HOW TO PRICE AND SELL YOUR ART ONLINE- part 2

artwork no 1 $950.00

During the seventies when I was still living in Barbados, I was approached by a cruise ship company to produce destination mugs for the on board gift shops.

The proposal looked tempting, but on careful examination, it would have taken at least 95% of my yearly production time to produce the order; but the price was unacceptable.

It would of meant a guaranteed contract but working for the company for peanuts. I rejected down the offer; and they even went as far as approaching the government minister of trade to intervene and persuade me to accept the contract.

I declined on two grounds, firstly it was not profitable and secondly, I was informed by one of the crewmembers that it was customary for the ship to offer souvenirs of the approaching destination in the gift shops, and at competitive prices, thus depriving local retail businesses of potential sales.

When you are a full time artist it is important that you manage your business professionally. Pricing is of the utmost importance.

1.Set yourself an accepted hourly rate for your labor.

2.Be sure to produce a collection of bread and butter items; but use the same principle for both creative and bread and butter production.

3. Time management is important, if your are producing ten of the same item; It will take less time to produce each in you produce them in set stages rather than produce one at a time from start to finish.

For example when I am producing hearts I will cut out at least 12 shapes at a time on the band saw; then I will rough carve all 12; thirdly I will fine cave all 12; fourthly I will sand all 12, fifthly I will oil and burnish all 12 for the final stage.

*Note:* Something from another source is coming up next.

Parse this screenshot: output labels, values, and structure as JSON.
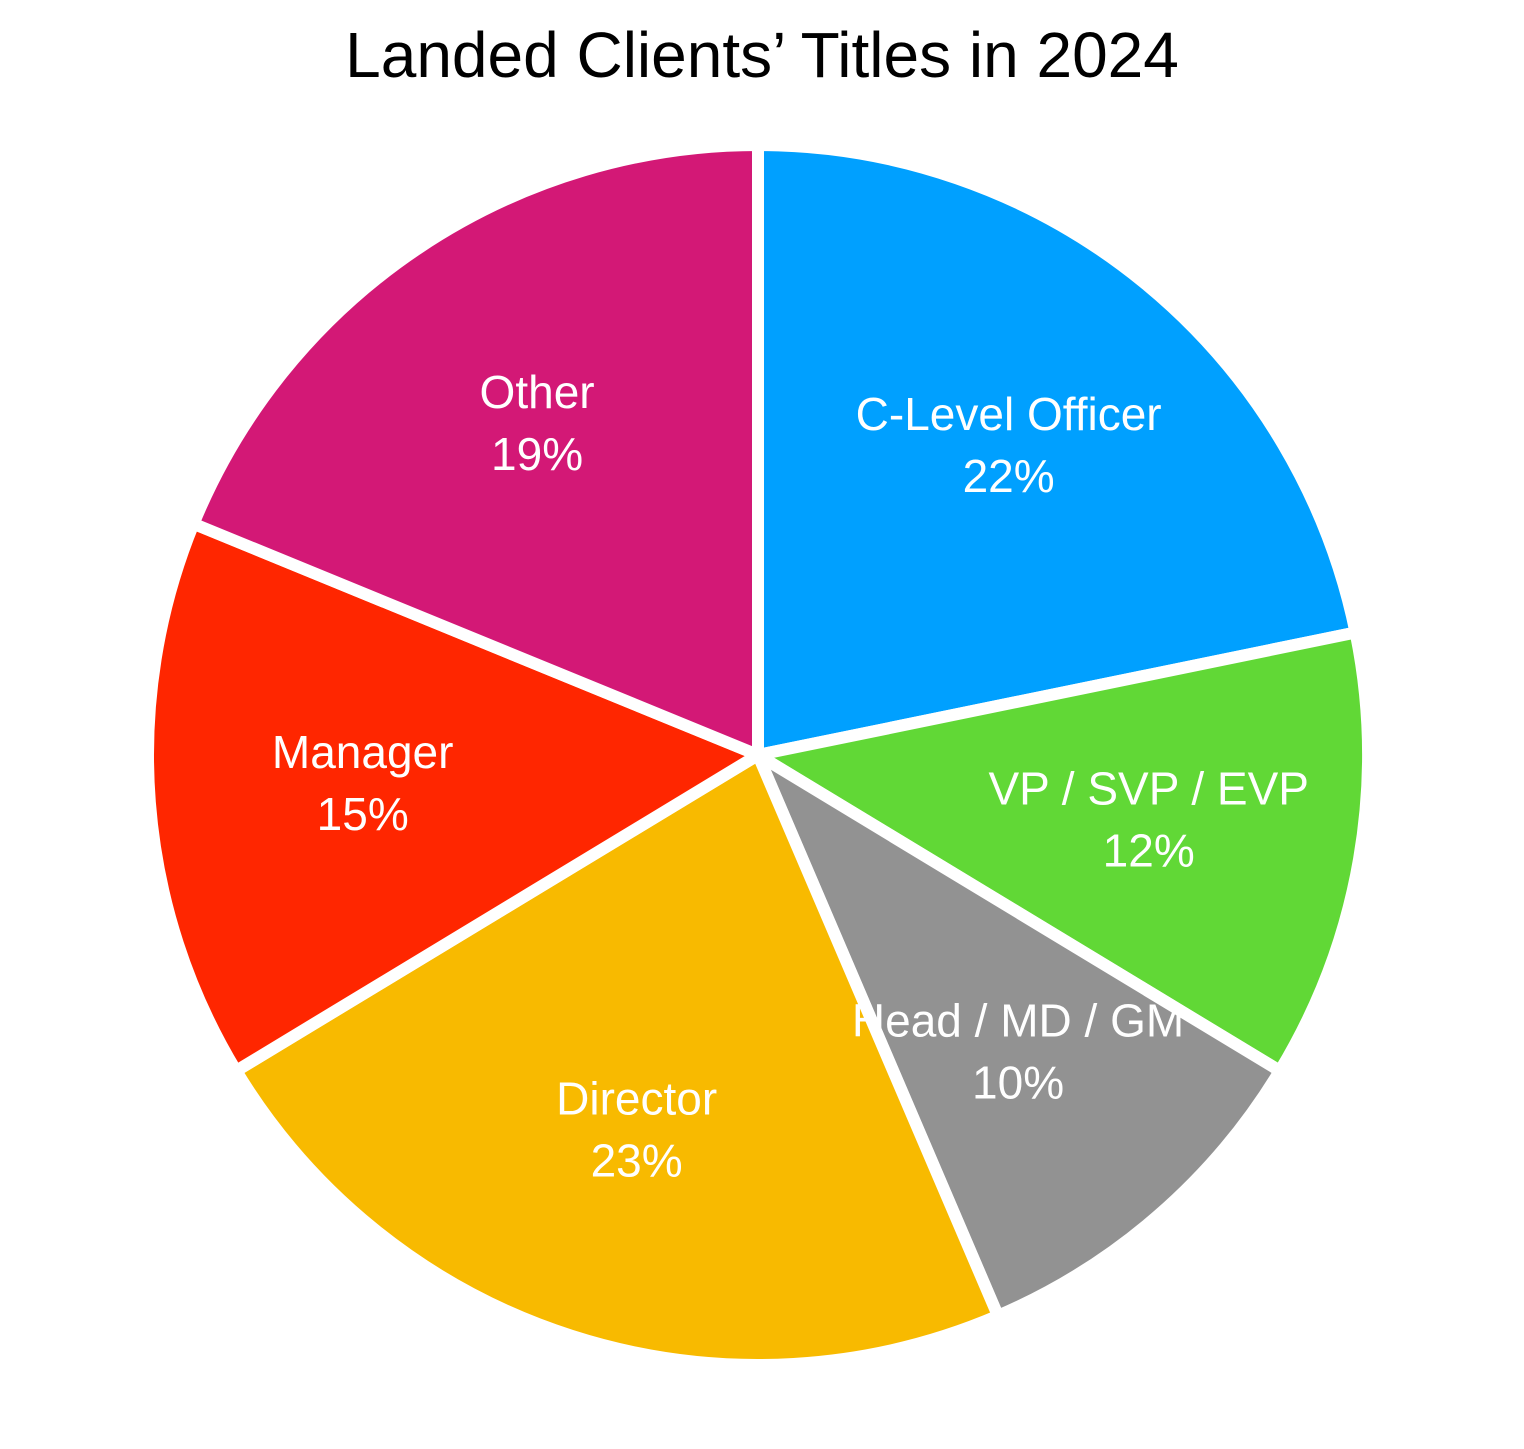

Time each stage then divide the total time by 12 and that will give the time it took to produce each heart; Then calculate the price according to your hourly rate for labor.


You are not finish yet; add the overhead costs-materials, power, gas or electricity or both, rent if any, calculate also at an hourly rate, plus a small figure for depreciation of tools and equipment. For example I keep a bucket of at least 15 3M sanding pads with hoop and loop sanding discs; all ready to use.

One other important factor to consider is efficiency of labor, for example try to make sure tools are in good working order, and readily at hand, try to have two of each tool, and an adequate supply of support materials; particularly if availability of replacements or repair facilities are not close by.
Organize your working materials in a way to maximize time for example ,I design my sanding pads in a way to have at least 15 in ready to use working order; you will be amazed how much time you can save. I work on average five hours non-stop.

I do not allow unauthorized visitors to my studio unless its my wife. and only in emergences. It is dangerous if you are using dangerous tools and every five minutes interruption is 15 minutes loss of labor time.

One other thing, when you are producing your bread and butter items, If the market can take it add on a small figure for creativity or deduct a little for quick sales; use your judgment.

Don’t cheat yourself on your creative work; always add a little for creativity so that when you have to give a discount it wont hurt your heart so much.
Only once in my 47 years did a collector offer me more than the display price for a sculpture, because he thought it was worth it.